Much of what is on the agenda for the renewal of the Church in Latin America and the Caribbean today was already anticipated by Rutilio Grande in his project for rural missionary pastoral work in Aguilares: the new missionary impetus, the new participation of the laity, the recognition of indigenous traditions, the prophetic contribution of the Church to political and structural transformations. Thus, the beatifications of January 22 were a signal that encourages the Church to walk a path of social, cultural, ecological and synodal conversion.
DOI: La Civiltà Cattolica, En. Ed. Vol. 6, no.3 art. 1, 0222: 10.32009/22072446.0322.1
. Cf. J. M. Tojeira, “Il martirio di Rutilio Grande”, in Civ. Catt. II 2015 393-406.

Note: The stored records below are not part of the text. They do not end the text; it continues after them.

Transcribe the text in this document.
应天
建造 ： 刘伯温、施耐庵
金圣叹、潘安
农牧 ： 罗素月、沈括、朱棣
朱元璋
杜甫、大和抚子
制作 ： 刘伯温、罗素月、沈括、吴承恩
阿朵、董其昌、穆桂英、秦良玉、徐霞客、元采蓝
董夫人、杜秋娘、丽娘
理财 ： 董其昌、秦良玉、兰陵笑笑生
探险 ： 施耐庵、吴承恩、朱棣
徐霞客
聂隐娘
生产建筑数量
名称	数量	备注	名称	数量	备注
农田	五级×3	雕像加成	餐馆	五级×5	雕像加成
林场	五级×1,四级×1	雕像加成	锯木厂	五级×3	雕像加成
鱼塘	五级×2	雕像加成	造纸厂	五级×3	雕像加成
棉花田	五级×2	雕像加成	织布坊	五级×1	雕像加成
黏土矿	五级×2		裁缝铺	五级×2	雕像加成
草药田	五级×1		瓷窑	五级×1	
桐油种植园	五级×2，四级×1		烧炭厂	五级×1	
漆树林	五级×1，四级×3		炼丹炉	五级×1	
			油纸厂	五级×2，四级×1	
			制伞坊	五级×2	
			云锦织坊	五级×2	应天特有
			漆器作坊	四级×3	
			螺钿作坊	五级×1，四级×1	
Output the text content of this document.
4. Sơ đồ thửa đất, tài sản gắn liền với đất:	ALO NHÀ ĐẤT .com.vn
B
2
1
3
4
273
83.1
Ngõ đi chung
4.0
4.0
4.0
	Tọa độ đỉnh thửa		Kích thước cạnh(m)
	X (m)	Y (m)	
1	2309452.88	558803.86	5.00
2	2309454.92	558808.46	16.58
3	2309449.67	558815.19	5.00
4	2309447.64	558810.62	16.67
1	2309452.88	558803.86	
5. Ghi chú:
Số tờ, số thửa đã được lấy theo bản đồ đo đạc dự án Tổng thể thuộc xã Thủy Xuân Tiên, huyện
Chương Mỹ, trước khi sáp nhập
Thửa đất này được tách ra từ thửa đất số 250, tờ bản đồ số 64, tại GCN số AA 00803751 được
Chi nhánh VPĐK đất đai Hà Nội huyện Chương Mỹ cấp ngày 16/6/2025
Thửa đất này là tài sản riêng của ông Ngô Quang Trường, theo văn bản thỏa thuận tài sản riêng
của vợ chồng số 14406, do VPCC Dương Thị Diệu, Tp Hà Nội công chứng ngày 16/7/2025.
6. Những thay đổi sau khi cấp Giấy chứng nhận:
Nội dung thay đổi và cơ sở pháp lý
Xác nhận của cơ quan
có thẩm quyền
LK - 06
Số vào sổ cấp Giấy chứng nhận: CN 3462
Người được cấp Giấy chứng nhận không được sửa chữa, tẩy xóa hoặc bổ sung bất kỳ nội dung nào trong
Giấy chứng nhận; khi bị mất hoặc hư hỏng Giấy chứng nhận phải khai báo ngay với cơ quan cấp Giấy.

. The Assembly took place in a hybrid form due to the Covid-19 pandemic: in attendance there were about 80 participants in Mexico, while also involved there were about another 1,000 participants from the entire continent: 200 bishops, 200 priests, 200 religious and 400 lay people. This was preceded by an extensive consultation process, based on a preparatory document with the programmatic title: “We are all disciples going forth.” From the 70,000 contributions that had been received from individuals and groups, a “Narrative Synthesis” was born, which in turn formed the basis for consultations in Mexico and throughout the continent. The Church Assembly approved a concluding statement, defining 12 urgent needs for the Church in Latin America and the Caribbean. See the article by Cardinal Pedro Barreto Jimeno and Mauricio López Oropeza [forthcoming in the La Civiltà Cattolica English Edition].